Are you lucky enough to have a hedgehog visiting your garden? These much-loved mammals are in trouble, with the UK population possibly falling by two-thirds in the last 25 years alone.
Evidence suggests this decline is most severe in rural areas and hogs are actually faring better in our towns and villages than the countryside. This means gardens can be an important refuge for the species. One way you can help any visiting hogs is to provide some food. But what do hedgehogs eat and what should you feed them?
What do hedgehogs eat?
Insects and other invertebrates are the hedgehog’s main natural food source. A typical diet includes:
Hogs hunt by snuffling through the undergrowth, using their keen sense of smell and hearing to catch any prey they disturb. While invertebrates are top of the menu, hedgehogs are opportunistic eaters. Carrion, fallen fruit and the eggs of ground-nesting birds may all be taken should a hog come across them.
It’s thought a lack of food may be a factor in the hedgehog’s decline. This is because invertebrate numbers have been reduced by agricultural intensification and pesticide use.
As opportunistic eaters, hedgehogs will readily consume food left out in your garden. The best foods to provide are:
Meat-based cat or dog food
Specially-made hedgehog food
As well as providing food, you can put out a shallow dish of water to ensure any visiting hogs stay hydrated.
When to feed hedgehogs
You can start feeding hedgehogs as soon as they emerge from hibernation in spring. The food will be most beneficial in late summer and autumn when they are building up the fat reserves needed to survive the winter. It’s also worth providing food and water during periods of dry, hot weather, as natural resources can become scare in these conditions. It’s not exactly clear how much urban hedgehogs rely on food provided by people, but it’s thought to supplement rather than replace their natural diet.

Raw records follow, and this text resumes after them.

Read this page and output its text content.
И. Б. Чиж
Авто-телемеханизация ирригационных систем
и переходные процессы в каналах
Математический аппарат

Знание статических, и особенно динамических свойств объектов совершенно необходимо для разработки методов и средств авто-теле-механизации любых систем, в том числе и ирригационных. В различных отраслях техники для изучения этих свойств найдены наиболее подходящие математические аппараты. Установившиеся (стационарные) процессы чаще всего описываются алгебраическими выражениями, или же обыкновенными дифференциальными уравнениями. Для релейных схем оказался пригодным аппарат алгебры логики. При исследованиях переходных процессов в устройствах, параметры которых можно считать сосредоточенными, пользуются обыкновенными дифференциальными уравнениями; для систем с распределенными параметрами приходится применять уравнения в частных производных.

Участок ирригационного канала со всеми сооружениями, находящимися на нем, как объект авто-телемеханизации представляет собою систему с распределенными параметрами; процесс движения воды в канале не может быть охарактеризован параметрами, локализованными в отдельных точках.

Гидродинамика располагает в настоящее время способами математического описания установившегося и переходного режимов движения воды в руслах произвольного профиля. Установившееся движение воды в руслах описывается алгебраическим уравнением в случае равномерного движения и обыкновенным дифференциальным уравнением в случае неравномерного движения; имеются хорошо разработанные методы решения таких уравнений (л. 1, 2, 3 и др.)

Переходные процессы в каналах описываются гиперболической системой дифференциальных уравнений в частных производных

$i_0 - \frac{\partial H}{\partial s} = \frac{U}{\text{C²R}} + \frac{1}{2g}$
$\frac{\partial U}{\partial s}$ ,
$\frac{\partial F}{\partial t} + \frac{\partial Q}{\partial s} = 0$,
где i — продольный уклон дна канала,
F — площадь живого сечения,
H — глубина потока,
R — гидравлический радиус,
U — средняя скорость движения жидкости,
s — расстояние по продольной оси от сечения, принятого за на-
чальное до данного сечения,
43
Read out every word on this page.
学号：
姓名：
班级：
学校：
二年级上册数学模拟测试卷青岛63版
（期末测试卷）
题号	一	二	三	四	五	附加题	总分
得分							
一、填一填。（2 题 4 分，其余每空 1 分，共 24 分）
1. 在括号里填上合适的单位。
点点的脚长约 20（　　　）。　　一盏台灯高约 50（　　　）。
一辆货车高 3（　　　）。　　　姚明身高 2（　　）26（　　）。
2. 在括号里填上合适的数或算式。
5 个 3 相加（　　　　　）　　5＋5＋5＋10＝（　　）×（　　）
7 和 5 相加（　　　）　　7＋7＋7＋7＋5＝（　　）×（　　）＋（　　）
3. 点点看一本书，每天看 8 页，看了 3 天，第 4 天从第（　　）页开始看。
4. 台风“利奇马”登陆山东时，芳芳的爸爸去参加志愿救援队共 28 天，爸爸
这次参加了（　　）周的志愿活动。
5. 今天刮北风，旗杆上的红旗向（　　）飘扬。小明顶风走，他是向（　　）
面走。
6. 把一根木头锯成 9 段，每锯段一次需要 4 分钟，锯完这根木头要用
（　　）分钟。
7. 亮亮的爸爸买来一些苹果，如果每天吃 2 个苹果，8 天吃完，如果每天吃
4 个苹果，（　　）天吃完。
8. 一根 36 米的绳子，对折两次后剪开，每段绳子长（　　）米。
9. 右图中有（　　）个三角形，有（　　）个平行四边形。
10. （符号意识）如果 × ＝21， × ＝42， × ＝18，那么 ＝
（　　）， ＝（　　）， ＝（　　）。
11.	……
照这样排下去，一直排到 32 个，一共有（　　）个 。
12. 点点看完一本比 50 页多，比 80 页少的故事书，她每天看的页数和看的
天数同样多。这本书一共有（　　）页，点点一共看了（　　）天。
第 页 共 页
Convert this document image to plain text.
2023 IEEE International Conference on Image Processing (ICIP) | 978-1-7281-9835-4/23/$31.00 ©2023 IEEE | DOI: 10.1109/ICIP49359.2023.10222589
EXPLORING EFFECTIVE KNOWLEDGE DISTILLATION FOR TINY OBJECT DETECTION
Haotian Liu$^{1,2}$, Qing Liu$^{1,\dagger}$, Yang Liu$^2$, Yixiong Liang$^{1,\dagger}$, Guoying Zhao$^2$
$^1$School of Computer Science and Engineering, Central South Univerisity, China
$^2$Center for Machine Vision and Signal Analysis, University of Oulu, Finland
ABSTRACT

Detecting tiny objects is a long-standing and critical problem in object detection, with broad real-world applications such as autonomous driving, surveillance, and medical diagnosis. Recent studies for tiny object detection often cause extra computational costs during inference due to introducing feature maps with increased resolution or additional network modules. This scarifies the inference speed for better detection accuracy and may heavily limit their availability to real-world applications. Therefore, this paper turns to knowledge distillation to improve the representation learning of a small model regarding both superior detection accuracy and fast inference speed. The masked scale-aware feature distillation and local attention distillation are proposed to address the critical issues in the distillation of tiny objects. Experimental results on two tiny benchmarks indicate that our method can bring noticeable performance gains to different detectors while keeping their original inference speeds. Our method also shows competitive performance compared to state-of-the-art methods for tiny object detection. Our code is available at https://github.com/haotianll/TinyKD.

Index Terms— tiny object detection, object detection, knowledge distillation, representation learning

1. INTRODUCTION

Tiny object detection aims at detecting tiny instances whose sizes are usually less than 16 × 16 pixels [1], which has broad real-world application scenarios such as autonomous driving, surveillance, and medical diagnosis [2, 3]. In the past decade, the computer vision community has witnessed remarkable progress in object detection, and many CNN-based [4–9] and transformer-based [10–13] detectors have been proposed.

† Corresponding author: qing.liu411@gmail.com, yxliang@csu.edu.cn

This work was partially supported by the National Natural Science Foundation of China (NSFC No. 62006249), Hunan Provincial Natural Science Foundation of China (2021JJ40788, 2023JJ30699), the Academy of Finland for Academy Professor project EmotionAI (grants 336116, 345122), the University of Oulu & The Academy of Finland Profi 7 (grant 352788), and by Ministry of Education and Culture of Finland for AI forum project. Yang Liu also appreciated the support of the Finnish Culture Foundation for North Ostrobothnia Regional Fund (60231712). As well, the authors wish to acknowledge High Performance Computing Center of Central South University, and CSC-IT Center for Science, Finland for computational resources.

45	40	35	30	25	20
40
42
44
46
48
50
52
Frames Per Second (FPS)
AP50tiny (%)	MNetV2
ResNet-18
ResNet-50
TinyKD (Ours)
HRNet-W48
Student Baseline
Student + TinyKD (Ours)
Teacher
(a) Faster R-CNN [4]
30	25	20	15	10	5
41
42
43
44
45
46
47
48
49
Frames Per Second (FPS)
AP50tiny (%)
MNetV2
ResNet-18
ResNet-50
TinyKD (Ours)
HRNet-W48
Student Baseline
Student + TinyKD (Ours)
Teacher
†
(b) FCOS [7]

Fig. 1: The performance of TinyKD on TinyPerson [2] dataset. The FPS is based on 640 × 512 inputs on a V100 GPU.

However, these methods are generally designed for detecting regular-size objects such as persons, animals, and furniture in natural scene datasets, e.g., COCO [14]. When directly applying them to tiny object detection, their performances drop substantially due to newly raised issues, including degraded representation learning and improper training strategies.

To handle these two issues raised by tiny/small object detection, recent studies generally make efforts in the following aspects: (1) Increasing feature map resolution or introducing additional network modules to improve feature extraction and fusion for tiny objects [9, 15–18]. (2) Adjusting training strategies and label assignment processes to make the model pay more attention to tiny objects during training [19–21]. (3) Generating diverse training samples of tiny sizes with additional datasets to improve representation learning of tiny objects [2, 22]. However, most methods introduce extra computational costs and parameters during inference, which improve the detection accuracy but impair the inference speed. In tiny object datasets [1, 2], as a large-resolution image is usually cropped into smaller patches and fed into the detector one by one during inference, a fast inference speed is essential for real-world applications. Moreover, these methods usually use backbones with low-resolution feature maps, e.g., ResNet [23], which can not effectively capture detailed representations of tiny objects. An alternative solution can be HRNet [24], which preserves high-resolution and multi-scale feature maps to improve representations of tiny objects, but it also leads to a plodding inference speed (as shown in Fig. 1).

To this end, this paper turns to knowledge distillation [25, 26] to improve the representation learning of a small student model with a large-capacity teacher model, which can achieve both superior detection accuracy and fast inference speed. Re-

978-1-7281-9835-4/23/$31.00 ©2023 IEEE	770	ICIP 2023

What not to feed hedgehogs
The following foods should be avoided when feeding hedgehogs:
Bread and milk (hogs are lactose intolerant so milk can make them ill. Bread has little nutritional value)
Mealworms (thought to cause health problems when eaten in large quantities)
How else can you help hedgehogs?
You can help hogs further by making your garden attractive to their invertebrate prey. Allowing areas to become overgrown or adding a pond, log pile or compost heap will provide habitat. Birds and other wildlife that feed on these minibeasts will benefit too.
As well as providing food, it’s important to ensure hedgehogs can easily access your garden. An individual hog can range over a mile in a single evening, but when gardens are surrounded by impenetrable walls and fencing it becomes difficult for them to move around. A space of just 13 x 13cm is enough for any hog to get in and out of your garden.
Hedgehogs also need sheltered spaces to sleep during the day and hibernate through the winter. Overgrown patches, compost heaps and log piles can all be used by resting hogs. Another option is to buy or build a hedgehog house. Place the house in a quiet, shaded corner of your garden to have the best chance of a hog taking up residence.